Did she want me found at any price?
I couldn’t believe that my lovely sister Asma would wish any harm to come
to me but then, more than anything, she wanted harmony in the family. Imran had gone, but Khalil had bent to Baba’s will. Asma wanted me to do the same.
I felt really depressed after talking to Imran and I almost wavered, almost wondered whether I had done the right thing. Here I was, without friends of my own age, lonely, estranged from the family. Was it really all worth it?
But then I heard those words again.
You are owed me.
And the moment I thought what my life might be like with the guy from Saudi, I knew I was right, I couldn’t do it. But the news from Imran was chilling. Surely no one could track me down here, could they? And if they wanted to bundle me out of the country, force me to go to Saudi and marry the guy, they’d have to have my passport, wouldn’t they? And Baba had my passport.
Thoughts kept whirling round my brain. Perhaps they knew people who could supply a false passport. Perhaps they’d employ someone to track me down – like a private detective.
Oh, stop it, I told myself. Stop being so hysterical. You are safe. You are being extremely careful. No one except Kate and Miss Brunner knows where you are. The guy in Saudi will soon forget you. Why would he want you now, anyway? You’re not exactly ideal wife material.
I longed to see Kate again and tell her everything. I’d sent her a few texts but phoning mobile-to-mobile was expensive to America and I knew she was having a great time. I didn’t want to ruin her holiday by worrying her.
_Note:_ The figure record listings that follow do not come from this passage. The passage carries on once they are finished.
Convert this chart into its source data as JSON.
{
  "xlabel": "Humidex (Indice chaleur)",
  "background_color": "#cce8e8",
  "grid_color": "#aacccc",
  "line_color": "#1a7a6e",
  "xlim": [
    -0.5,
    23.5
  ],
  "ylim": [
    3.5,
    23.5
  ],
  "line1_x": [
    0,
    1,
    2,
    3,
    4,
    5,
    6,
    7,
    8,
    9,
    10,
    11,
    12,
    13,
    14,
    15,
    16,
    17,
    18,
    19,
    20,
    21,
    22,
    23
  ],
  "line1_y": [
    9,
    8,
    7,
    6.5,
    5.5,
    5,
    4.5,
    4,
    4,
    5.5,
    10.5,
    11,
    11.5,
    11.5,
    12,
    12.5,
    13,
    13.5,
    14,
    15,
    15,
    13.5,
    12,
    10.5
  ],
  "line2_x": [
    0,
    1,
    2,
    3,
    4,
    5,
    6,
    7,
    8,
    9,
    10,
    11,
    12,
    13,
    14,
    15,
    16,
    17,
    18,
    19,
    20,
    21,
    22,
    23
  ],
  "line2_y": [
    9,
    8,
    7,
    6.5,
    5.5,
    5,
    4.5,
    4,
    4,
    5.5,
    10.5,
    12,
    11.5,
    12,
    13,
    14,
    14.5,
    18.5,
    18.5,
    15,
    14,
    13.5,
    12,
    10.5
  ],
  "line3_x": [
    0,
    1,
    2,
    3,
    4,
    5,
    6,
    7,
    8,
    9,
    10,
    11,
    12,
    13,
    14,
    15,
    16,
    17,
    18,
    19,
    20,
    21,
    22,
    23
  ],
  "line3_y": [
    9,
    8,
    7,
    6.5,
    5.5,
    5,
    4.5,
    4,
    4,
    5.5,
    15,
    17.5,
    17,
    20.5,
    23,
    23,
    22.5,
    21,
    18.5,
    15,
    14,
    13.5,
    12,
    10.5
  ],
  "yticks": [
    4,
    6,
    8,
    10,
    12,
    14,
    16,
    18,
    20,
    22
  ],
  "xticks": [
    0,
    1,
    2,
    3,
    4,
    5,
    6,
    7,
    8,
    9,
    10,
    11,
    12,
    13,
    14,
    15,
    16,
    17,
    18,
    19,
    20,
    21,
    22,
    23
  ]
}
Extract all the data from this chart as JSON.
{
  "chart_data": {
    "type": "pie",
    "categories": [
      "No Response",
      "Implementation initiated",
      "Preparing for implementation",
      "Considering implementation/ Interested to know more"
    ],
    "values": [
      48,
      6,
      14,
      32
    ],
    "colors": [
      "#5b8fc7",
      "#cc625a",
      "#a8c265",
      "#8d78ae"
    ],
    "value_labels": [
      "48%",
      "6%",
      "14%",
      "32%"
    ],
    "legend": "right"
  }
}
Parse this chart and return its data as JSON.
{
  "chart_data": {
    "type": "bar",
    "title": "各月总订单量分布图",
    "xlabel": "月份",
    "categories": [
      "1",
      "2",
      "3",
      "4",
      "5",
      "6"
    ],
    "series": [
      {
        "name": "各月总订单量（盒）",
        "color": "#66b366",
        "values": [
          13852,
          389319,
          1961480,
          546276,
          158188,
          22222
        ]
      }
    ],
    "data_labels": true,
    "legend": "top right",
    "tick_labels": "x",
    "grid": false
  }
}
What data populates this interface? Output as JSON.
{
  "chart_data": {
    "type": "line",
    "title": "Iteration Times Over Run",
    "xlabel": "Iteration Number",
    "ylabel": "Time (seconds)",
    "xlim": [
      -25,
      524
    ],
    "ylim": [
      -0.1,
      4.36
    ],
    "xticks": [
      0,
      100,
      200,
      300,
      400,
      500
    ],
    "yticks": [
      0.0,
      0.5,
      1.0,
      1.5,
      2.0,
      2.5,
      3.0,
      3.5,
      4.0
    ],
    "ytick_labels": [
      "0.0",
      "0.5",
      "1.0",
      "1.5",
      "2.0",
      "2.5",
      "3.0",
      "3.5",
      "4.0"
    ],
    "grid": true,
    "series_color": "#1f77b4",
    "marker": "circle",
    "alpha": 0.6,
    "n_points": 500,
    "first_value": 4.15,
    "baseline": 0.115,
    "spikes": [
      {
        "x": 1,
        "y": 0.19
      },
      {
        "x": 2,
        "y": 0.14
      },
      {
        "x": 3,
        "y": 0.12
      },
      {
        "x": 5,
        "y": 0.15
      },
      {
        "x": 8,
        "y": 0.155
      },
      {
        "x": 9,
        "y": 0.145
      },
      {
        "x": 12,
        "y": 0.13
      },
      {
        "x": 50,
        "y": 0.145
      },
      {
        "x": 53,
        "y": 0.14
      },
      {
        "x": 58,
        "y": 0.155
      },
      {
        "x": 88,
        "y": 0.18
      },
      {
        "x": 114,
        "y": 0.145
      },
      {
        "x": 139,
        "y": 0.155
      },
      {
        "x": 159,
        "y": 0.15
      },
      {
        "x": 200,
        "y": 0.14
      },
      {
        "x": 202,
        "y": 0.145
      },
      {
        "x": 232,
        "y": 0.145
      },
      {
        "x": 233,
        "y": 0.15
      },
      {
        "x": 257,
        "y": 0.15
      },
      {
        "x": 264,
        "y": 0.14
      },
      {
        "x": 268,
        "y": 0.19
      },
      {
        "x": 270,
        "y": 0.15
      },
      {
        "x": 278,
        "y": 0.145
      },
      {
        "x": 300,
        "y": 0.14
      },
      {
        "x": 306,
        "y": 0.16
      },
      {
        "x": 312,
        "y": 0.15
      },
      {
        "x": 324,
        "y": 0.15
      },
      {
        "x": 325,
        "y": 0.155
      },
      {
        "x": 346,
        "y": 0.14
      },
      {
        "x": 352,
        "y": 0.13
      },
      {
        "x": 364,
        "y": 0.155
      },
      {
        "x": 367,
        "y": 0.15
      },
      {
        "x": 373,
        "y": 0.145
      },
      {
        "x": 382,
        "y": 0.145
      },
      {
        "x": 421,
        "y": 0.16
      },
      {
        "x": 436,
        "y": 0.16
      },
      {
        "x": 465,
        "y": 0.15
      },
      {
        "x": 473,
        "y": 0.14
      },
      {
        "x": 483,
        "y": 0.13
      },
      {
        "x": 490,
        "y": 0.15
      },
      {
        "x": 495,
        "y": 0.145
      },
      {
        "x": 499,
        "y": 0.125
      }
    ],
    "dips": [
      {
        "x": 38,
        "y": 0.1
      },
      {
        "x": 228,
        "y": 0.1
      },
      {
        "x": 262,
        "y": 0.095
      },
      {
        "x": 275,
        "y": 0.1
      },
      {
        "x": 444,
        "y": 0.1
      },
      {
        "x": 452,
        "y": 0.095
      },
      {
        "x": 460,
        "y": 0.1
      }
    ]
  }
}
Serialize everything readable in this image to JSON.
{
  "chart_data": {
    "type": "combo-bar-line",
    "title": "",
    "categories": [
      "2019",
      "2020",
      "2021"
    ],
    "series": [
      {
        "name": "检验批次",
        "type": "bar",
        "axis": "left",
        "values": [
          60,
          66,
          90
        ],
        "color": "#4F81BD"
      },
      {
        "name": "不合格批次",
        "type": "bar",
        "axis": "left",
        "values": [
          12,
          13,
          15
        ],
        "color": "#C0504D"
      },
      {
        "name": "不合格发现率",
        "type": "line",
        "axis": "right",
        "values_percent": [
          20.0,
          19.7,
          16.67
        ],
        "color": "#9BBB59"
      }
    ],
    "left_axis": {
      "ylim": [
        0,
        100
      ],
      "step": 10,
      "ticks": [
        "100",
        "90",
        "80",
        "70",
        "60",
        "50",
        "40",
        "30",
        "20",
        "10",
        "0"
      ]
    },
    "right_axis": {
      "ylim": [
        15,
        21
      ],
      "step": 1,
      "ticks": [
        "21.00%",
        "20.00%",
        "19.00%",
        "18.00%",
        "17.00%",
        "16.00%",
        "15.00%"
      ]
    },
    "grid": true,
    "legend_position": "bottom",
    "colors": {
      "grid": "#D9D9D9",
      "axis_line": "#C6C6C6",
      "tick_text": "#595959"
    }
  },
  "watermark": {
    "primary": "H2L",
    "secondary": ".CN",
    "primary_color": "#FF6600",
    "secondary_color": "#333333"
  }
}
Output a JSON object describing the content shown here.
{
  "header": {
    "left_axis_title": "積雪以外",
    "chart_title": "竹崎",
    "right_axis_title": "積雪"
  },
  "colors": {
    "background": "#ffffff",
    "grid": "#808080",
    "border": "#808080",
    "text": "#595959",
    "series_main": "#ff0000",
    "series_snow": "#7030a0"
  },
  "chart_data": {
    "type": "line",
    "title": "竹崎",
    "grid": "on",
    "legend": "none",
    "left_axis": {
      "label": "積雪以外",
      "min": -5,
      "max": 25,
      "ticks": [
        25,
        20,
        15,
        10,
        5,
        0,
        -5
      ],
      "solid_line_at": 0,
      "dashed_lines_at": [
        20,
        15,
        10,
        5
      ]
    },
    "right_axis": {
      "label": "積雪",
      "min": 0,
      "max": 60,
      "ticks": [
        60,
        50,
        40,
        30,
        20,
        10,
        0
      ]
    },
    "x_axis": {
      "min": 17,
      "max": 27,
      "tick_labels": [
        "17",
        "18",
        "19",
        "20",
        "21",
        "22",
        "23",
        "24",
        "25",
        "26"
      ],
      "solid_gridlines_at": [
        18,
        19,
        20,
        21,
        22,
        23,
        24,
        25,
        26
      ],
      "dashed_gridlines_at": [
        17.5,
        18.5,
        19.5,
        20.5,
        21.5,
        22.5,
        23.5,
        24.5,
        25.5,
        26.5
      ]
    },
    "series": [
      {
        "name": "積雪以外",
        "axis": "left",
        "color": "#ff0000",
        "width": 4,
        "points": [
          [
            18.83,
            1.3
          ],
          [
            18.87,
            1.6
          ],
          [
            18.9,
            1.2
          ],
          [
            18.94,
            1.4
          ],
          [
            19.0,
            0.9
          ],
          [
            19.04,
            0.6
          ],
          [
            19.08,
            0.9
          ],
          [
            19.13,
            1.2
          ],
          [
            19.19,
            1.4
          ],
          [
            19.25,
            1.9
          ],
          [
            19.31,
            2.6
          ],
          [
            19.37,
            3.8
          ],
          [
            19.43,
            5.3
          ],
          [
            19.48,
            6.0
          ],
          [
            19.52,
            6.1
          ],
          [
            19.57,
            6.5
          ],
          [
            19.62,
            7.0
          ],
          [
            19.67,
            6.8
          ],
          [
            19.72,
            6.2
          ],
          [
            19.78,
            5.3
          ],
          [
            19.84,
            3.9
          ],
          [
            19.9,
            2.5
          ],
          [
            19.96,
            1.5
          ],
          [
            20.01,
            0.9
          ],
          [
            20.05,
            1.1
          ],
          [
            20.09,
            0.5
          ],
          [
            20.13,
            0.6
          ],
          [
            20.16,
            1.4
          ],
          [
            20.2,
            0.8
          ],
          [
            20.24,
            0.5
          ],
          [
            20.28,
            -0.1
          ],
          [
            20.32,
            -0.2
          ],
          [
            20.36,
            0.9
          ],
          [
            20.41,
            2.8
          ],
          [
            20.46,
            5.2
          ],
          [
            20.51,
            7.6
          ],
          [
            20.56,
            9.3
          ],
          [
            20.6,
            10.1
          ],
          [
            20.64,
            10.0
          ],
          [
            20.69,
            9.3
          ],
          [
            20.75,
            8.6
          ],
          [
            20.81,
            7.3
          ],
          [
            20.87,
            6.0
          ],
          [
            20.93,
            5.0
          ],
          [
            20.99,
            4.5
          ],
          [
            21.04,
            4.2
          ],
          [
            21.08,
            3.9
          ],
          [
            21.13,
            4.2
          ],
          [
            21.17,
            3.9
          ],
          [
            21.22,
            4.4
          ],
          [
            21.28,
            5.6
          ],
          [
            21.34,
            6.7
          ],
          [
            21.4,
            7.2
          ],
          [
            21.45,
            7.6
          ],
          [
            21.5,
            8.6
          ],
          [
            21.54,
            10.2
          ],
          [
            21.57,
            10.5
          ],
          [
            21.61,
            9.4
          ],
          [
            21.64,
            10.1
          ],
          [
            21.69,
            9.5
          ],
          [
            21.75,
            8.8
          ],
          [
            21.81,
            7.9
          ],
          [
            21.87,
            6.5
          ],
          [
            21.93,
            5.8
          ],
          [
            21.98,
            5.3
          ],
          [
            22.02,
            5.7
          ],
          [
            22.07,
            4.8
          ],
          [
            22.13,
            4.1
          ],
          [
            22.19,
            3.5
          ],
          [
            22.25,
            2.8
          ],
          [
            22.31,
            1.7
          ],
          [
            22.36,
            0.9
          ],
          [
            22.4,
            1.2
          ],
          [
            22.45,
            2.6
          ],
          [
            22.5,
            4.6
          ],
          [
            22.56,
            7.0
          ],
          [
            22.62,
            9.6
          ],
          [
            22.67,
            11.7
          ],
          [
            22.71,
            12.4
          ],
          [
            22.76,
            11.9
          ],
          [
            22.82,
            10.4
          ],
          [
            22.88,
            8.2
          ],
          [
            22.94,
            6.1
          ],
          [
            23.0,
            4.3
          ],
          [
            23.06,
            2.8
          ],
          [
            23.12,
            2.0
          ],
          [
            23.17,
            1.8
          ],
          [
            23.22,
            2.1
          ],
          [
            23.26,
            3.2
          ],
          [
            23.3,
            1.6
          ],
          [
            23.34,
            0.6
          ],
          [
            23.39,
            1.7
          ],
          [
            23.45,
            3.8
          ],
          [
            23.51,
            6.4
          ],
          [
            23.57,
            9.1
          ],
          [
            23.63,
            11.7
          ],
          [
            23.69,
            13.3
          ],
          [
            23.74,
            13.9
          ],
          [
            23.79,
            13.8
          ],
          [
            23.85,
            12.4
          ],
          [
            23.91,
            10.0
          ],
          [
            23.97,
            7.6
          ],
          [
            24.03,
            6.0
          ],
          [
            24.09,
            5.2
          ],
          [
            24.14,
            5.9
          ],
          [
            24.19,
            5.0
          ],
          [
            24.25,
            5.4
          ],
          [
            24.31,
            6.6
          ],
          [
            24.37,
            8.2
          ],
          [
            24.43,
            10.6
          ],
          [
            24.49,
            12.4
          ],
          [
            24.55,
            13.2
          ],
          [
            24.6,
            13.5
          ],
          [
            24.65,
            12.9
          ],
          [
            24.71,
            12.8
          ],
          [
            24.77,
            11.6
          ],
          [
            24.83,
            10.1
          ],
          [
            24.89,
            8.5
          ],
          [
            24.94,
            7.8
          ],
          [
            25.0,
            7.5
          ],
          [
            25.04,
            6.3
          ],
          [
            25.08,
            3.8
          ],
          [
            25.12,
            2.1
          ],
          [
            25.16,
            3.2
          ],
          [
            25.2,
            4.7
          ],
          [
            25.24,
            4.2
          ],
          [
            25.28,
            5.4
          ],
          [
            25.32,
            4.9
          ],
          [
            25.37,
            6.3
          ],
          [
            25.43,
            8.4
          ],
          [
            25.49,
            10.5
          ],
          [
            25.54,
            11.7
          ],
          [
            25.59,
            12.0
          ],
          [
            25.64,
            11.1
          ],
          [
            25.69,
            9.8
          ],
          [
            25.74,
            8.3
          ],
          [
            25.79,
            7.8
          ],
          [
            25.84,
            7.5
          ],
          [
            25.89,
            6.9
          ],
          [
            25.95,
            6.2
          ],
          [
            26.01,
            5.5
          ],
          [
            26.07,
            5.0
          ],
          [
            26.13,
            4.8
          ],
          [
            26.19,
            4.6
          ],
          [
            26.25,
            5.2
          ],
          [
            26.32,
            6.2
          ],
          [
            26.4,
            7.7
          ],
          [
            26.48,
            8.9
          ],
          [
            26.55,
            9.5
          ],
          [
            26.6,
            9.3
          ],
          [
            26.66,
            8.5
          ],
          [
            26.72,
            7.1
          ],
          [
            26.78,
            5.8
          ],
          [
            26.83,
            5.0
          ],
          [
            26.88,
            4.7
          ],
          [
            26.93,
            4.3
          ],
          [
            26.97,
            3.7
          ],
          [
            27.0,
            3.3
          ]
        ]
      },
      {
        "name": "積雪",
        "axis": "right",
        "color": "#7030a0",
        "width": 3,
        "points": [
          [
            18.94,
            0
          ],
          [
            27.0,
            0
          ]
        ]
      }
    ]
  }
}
For a few days after speaking to Imran, every man I saw looked suspicious. Was that man walking behind me in town a private dectective? And what about the fellow at the back of the bus? And who was the man pacing round the college campus with his hands behind his back?
I told Imran of my fears the next time I phoned him. ‘That’s good, little sister. Go on being suspicious. Don’t drop your guard.’
And then he said something that made me forget everything about being followed.
‘I met a friend of yours the other day.’
‘Oh yeah. Who?’
‘A guy called Mahmood.’
I tried to sound cool, but my heart started beating so fast that it banged against my ribs. ‘Oh… him. Yes, he’s a cousin of Habib’s. Where did you meet him?’